Garcilaso de la Vega

Los que por devoción ( y porque no había más remedio ) venimos de estudiar una carrera de letras, conocemos bastante bien a nuestro protagonista de hoy. Se trata de Garcilaso de la Vega, nacido en 1501 en el seno de una familia de nobles toledana vinculada con la realeza. Poco se sabe de la infancia de este poeta renacentista, ya que sus primeros escarceos nos llegan a la edad de 19 años.

Por esa época ya teníamos a nuestro Garcilaso luchando en las Guerras de las Comunidades de Castilla, desde 1520 a 1522, en favor del rey castellano Carlos I. Nombrado caballero para la ocasión, no parece que le fueran bien las cosas con las armas, ya que pronto cayó herido en la Batalla de Olías.

Aún así él siguió con el ejercicio de las armas, y entre 1522 y 1524 participó en una expedición contra los musulmanes y otra contra los franceses en Navarra, convirtiéndose así en caballero de la Orden de Santiago. En agradecimiento a sus servicios, al año siguiente el emperador le casó con Elena de Zúñiga, con la que se instaló en su ciudad natal, Toledo.

Allí vivió con su esposa, y los tres hijos que tuvo, hasta 1529. Desde entonces, y siempre sirviendo a la corte, viajó hasta Italia para la coronación en Bolonia de Carlos I. Durante el trayecto visitó en Barcelona a su amigo Juan Boscán, con quien ocho años antes había participado en una expedición a Rodas.
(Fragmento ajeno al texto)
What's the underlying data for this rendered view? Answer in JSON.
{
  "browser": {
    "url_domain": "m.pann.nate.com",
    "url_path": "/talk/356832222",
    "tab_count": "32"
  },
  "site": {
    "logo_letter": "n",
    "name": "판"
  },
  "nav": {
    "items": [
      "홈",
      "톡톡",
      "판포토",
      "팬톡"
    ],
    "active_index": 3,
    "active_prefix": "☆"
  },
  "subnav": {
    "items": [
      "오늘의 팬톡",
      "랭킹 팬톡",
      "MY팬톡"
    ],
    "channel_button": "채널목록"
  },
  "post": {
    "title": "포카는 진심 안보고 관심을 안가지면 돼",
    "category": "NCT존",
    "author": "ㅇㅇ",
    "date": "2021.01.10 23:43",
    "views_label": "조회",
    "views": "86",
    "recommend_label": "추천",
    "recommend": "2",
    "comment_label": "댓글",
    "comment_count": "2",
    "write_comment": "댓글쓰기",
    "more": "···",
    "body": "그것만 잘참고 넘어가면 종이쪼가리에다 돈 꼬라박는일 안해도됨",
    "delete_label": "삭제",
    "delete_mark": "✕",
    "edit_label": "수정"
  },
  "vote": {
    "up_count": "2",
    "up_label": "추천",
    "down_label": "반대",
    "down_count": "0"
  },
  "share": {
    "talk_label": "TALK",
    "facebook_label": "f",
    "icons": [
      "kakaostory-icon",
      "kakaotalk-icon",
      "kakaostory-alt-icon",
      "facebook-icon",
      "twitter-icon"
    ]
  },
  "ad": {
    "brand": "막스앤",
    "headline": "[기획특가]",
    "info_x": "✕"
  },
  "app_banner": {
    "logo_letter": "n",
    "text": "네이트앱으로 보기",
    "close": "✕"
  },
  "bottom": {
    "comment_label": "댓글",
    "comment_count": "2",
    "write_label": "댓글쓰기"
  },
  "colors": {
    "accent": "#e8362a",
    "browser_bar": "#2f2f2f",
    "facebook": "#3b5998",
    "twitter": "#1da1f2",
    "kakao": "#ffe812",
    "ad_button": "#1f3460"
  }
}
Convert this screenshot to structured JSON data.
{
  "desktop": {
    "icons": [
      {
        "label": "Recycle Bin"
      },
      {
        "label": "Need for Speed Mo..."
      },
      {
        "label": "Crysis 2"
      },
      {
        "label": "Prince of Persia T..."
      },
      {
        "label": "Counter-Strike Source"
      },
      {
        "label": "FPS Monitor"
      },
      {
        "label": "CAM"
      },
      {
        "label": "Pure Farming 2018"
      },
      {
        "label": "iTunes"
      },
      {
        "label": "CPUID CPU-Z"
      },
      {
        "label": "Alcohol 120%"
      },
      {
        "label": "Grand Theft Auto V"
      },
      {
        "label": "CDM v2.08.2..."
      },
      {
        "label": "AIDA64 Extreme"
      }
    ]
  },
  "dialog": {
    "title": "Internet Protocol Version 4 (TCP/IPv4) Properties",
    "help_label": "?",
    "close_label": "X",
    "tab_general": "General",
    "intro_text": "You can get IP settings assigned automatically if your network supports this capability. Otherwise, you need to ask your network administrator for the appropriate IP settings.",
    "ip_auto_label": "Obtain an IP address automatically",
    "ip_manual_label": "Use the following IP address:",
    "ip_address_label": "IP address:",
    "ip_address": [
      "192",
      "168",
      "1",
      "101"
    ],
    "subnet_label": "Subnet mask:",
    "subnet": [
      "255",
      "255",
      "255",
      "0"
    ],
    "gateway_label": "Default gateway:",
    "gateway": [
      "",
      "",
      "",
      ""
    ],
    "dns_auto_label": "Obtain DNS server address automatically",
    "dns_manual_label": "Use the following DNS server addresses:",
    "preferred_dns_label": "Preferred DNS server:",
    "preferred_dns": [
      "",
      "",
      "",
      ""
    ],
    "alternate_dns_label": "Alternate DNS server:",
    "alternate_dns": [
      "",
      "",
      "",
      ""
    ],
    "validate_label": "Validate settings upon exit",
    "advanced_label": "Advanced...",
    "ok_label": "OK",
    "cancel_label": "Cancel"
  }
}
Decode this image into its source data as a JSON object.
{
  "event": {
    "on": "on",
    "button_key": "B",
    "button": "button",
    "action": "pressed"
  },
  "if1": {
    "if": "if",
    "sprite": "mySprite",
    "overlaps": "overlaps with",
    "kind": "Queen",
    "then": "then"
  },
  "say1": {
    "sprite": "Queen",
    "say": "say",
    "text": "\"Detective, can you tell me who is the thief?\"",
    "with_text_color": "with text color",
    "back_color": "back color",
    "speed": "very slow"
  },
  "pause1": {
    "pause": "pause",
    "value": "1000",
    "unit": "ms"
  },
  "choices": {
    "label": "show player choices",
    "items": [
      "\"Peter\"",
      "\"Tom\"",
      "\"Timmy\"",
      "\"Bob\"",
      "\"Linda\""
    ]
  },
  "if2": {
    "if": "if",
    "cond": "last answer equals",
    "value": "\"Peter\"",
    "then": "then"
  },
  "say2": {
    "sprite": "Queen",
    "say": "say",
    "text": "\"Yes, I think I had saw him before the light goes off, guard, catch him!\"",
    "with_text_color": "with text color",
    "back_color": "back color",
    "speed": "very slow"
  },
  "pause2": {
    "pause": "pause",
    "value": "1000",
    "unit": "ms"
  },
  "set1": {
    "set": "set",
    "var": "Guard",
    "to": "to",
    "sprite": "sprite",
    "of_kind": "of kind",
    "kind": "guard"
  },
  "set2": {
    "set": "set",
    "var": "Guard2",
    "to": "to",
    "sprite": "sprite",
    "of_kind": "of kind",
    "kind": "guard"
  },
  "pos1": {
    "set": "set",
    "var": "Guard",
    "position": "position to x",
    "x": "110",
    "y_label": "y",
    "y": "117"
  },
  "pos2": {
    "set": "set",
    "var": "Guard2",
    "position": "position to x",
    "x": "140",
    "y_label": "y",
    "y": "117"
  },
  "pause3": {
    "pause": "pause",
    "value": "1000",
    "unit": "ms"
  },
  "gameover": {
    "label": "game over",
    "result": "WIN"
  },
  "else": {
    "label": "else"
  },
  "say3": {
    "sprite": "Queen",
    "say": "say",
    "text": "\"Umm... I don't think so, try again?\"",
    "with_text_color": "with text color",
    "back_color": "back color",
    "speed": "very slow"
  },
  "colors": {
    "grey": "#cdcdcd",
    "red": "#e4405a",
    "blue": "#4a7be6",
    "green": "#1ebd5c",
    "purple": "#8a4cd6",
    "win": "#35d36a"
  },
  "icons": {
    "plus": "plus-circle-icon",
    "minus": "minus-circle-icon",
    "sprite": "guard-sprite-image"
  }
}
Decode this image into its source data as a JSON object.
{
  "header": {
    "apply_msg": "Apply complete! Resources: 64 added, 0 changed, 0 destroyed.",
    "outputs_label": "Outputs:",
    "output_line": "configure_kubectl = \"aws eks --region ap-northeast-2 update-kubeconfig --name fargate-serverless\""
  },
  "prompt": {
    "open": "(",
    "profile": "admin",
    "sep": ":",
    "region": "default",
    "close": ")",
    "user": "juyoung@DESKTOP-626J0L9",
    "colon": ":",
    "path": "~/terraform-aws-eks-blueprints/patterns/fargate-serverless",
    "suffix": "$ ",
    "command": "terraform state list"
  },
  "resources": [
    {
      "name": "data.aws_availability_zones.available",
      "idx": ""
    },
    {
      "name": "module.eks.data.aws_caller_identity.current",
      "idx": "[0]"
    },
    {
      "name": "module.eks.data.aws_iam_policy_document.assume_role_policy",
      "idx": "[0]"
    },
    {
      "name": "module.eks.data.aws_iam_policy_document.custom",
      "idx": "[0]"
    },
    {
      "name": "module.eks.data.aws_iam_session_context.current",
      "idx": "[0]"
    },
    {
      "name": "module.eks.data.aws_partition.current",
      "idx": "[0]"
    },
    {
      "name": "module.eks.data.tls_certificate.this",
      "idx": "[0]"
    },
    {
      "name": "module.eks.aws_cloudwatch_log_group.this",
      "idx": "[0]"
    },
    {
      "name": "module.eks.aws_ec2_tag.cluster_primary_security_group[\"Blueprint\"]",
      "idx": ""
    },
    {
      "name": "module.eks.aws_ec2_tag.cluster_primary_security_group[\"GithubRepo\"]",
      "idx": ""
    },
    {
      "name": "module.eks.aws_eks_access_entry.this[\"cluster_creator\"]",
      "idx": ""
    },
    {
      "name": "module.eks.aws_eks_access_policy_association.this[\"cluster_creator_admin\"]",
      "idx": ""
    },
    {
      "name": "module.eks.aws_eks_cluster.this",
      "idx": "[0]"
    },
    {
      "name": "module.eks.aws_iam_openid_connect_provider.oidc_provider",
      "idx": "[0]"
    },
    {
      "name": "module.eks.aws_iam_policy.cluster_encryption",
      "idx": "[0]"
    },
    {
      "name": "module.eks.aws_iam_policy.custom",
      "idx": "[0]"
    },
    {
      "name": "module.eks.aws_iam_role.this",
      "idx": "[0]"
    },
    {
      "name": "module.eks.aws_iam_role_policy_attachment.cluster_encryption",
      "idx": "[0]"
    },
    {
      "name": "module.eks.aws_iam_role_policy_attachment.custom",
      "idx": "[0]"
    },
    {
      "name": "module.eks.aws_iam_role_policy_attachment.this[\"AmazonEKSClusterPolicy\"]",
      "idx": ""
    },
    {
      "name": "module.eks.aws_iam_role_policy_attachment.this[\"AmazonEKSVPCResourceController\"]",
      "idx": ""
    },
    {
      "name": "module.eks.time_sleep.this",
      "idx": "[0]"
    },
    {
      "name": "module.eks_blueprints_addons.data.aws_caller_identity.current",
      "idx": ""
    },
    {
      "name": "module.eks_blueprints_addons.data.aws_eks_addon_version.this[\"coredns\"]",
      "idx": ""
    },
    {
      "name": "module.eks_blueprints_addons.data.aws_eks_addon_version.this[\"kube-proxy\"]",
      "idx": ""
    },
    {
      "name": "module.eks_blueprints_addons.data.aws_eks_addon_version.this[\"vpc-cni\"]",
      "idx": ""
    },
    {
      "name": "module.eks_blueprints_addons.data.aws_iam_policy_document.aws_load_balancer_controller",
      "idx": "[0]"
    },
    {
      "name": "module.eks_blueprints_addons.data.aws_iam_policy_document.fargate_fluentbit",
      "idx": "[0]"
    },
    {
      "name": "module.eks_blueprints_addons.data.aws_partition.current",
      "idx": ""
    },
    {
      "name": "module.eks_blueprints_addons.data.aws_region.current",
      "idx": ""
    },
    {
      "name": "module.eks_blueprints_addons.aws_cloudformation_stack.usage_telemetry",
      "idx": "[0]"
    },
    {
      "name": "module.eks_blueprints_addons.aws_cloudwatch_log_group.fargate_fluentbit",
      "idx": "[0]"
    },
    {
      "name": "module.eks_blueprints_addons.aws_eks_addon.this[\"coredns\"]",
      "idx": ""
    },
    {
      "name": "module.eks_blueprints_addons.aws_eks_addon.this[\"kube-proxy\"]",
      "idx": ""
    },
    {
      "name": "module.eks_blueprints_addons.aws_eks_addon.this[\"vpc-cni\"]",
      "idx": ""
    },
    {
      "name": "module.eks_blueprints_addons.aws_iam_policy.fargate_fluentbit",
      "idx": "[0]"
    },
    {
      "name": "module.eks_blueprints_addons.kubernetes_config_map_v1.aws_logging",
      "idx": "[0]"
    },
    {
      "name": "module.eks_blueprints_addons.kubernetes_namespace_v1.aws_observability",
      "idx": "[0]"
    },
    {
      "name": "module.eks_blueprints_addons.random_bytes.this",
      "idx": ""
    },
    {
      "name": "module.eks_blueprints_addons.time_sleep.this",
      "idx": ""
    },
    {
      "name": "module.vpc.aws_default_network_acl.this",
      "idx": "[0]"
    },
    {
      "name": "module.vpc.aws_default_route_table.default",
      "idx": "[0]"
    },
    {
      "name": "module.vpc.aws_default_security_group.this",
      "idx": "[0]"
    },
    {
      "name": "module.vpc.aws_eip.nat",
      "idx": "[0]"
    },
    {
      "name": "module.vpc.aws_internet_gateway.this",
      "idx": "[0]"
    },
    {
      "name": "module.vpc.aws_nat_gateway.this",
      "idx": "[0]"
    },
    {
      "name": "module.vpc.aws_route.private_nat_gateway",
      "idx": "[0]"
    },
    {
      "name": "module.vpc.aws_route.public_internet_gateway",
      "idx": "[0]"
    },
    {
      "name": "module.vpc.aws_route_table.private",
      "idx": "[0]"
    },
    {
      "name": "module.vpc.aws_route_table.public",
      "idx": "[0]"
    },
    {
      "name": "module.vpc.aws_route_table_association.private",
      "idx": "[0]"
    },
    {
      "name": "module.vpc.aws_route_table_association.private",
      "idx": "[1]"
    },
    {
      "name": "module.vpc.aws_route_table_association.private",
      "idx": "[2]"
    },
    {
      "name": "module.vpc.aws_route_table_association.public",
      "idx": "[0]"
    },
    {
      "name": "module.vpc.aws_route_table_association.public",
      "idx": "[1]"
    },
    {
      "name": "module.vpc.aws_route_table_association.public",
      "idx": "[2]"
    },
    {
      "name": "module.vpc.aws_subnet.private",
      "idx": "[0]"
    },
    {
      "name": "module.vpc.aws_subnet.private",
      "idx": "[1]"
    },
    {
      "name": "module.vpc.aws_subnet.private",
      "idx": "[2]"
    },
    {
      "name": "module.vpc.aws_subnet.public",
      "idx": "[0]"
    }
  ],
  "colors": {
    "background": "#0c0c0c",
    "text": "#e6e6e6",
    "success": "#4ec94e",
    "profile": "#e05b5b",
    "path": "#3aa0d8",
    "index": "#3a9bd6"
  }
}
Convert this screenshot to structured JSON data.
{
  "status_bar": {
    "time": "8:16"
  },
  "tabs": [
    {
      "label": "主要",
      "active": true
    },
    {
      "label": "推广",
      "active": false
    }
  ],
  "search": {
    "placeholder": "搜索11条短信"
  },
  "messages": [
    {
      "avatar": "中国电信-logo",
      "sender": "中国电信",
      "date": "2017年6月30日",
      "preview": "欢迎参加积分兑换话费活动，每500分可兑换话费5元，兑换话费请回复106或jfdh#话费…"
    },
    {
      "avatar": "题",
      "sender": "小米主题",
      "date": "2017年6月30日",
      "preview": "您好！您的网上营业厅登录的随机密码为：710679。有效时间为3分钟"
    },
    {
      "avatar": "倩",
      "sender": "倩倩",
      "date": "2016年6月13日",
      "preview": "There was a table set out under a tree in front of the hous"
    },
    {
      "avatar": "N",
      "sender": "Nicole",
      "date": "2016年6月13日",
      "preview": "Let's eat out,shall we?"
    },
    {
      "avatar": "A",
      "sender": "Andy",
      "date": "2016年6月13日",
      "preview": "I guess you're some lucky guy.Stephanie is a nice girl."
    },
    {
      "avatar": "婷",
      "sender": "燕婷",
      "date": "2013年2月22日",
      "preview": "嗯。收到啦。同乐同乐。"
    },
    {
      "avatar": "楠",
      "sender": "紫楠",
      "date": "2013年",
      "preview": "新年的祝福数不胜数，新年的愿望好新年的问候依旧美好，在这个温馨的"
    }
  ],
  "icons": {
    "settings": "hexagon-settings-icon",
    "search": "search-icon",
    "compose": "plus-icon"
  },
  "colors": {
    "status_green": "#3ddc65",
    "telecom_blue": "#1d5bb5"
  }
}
En Italia estuvo viviendo un año hasta que, por un asunto personal que se mantuvo en secreto, fue exiliado a la isla de Schut, y de ahí a Nápoles, a donde llega en 1532 para servir al Duque de Alba. En una de las batallas de la época fue herido de muerte, concretamente en el asalto a la fortaleza de Muy, en Provenza. Fue trasladado hasta Niza, pero allí moriría en 1536.

Fue en Italia donde Garcilaso frecuentó a los grandes poetas italianos de la época, de los cuales se inspiró para producir sus grandes sonetos. Estos sonetos, junto con sus églogas y otros poemas, representan la introducción en la literatura española del renacimiento italiano. Sus primeros libros fueron publicados en 1543, junto con la obra póstuma de su amigo Juan Boscán.

En muchos de sus versos aparece la figura de la dama portuguesa Isabel Freyre, a quien el poeta conoció en la corte en 1526. Sin embargo, la dama moriría en 1533, algo que afectó muchísimo a Garcilaso, quien no paró de cantarla y dedicarle sus sonetos. Sin lugar a dudas representa uno de los grandes poetas del siglo XVI y de la historia de la literatura española.